I found myself with an abundance of beautiful nectarines and seem to be in a bit of a tart frame of mind, so I decided to try out an easy recipe that didn’t require any baking.
I used a packet of ginger biscuits to make the crust and then made a filling similar to the filling in my Amaretto and peach dessert from earlier in the year. It is such a versatile creamy base from which to build recipes on. I cut a few fresh nectarines in thinnish slices and piled them on top of the tart.
To give it a slight almond edge, I added a dash of Amaretto to the cream mixture and sprinkled toasted almond flakes over the top.
I quite liked the freshness of the uncooked nectarines, but I think they would also do really well lightly poached in an Amaretto sugar syrup.
For the base:
- 200g ginger biscuits
- 70g butter – melted
- 175g Marscapone cheese
- 175ml cream
- 1 T icing sugar
- 1 T Amaretto liqueur
- 4 – 6 nectarinses cut into thin slices
- small handful of toasted flaked almonds
Grind the biscuits in a food processor until a fine crumb and add the melted butter to combine. Tip the crumb mixture out into a 22 cm tart dish and press around the base and the edges to form an even crust. Use a back of a spoon or a metal cup measure to ensure uniformity and compactness. Place the tart base in the fridge.
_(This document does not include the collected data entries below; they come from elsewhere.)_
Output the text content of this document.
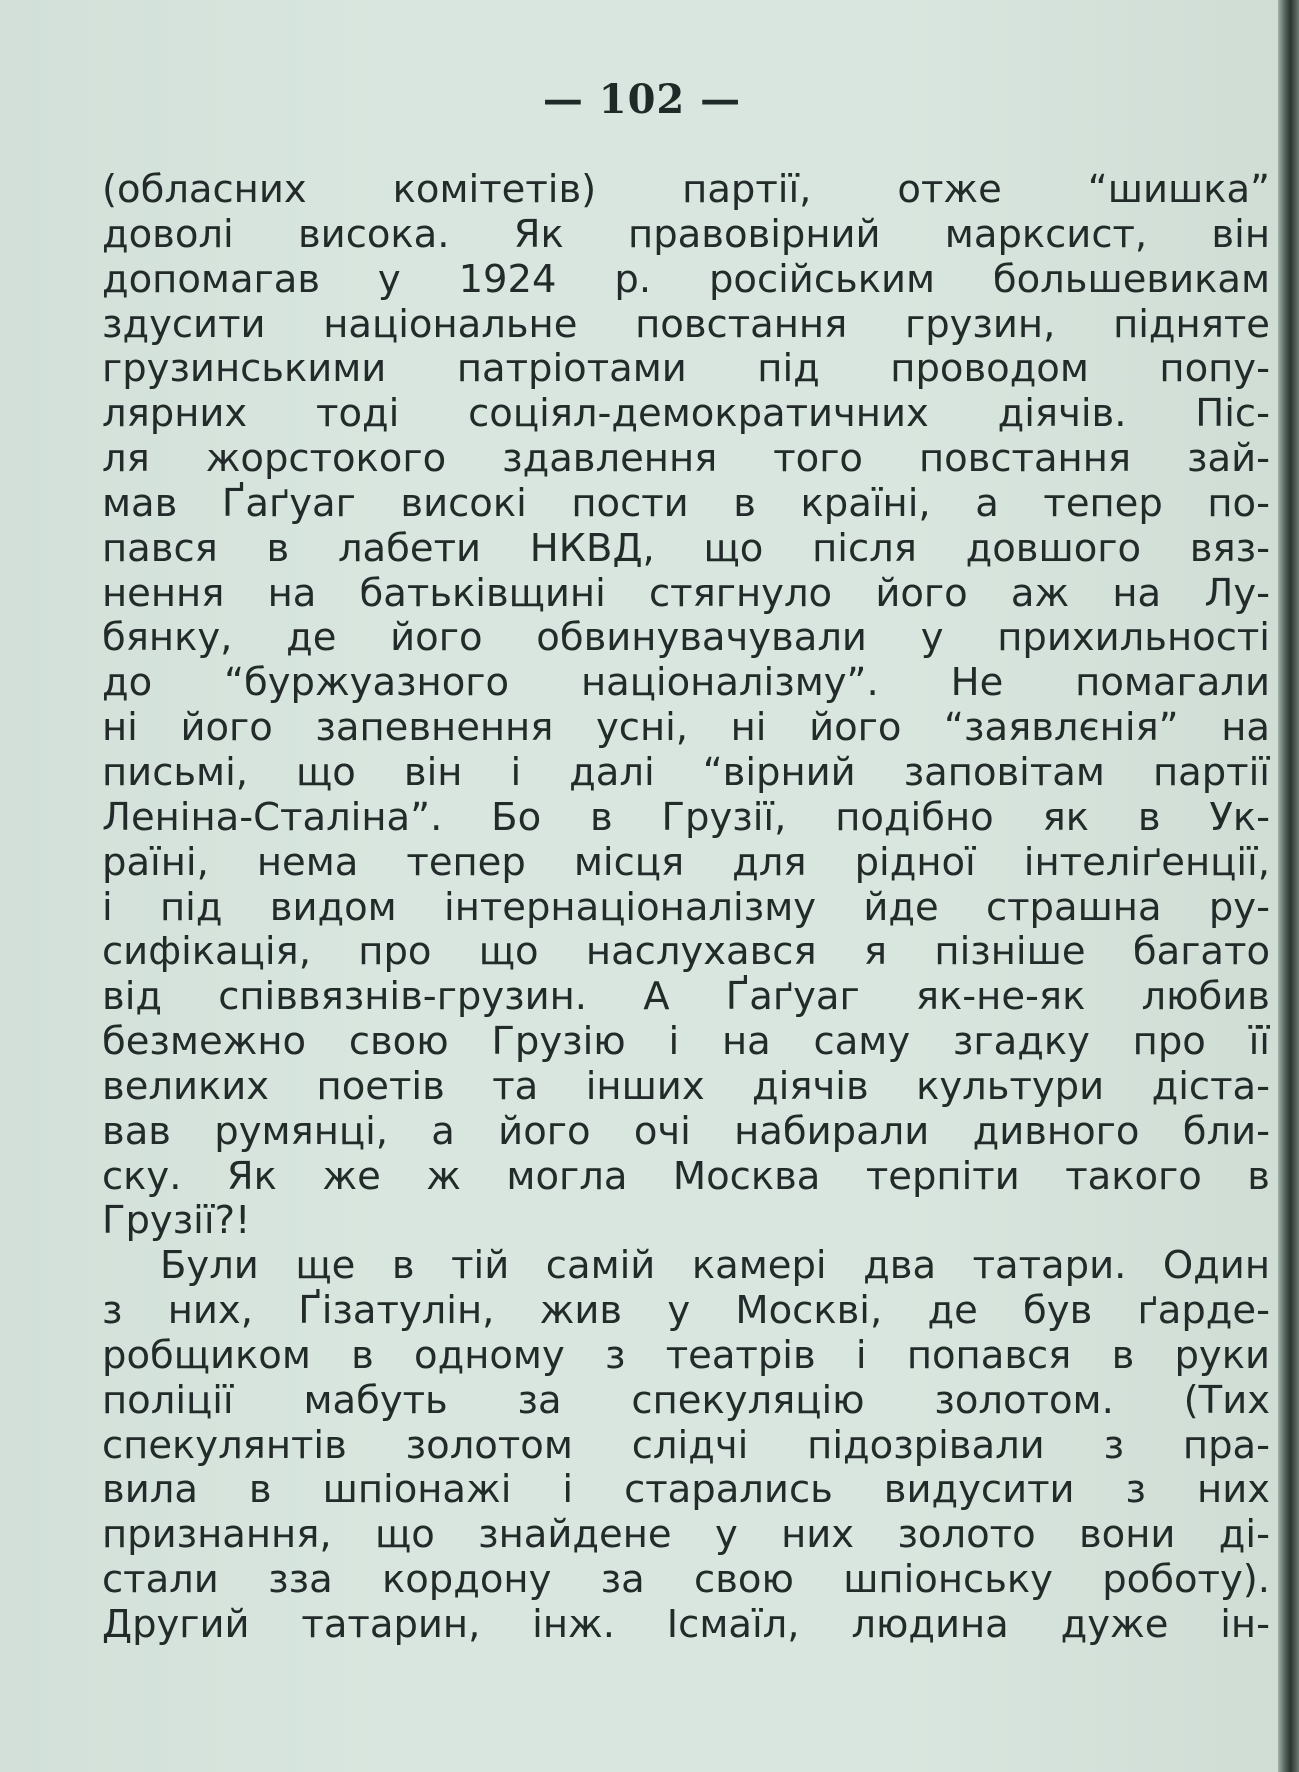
— 102 —
(обласних комітетів) партії, отже “шишка”
доволі висока. Як правовірний марксист, він
допомагав у 1924 р. російським большевикам
здусити національне повстання грузин, підняте
грузинськими патріотами під проводом попу-
лярних тоді соціял-демократичних діячів. Піс-
ля жорстокого здавлення того повстання зай-
мав Ґаґуаг високі пости в країні, а тепер по-
пався в лабети НКВД, що після довшого вяз-
нення на батьківщині стягнуло його аж на Лу-
бянку, де його обвинувачували у прихильності
до “буржуазного націоналізму”. Не помагали
ні його запевнення усні, ні його “заявлєнія” на
письмі, що він і далі “вірний заповітам партії
Леніна-Сталіна”. Бо в Грузії, подібно як в Ук-
раїні, нема тепер місця для рідної інтеліґенції,
і під видом інтернаціоналізму йде страшна ру-
сифікація, про що наслухався я пізніше багато
від співвязнів-грузин. А Ґаґуаг як-не-як любив
безмежно свою Грузію і на саму згадку про її
великих поетів та інших діячів культури діста-
вав румянці, а його очі набирали дивного бли-
ску. Як же ж могла Москва терпіти такого в
Грузії?!
Були ще в тій самій камері два татари. Один
з них, Ґізатулін, жив у Москві, де був ґарде-
робщиком в одному з театрів і попався в руки
поліції мабуть за спекуляцію золотом. (Тих
спекулянтів золотом слідчі підозрівали з пра-
вила в шпіонажі і старались видусити з них
признання, що знайдене у них золото вони ді-
стали зза кордону за свою шпіонську роботу).
Другий татарин, інж. Ісмаїл, людина дуже ін-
Beat the Marscapone cheese with an electric whisk to loosen the texture and remove any lumps. In a separate bowl whip the cream until it is thick. Combine the Marscapone and the cream with the Amaretto and icing sugar and whisk to combine. Spread the filling mixture over the base evenly.
Top it off by arranging the sliced nectarines in about 2-3 layers and sprinkle almond flakes to finish it off.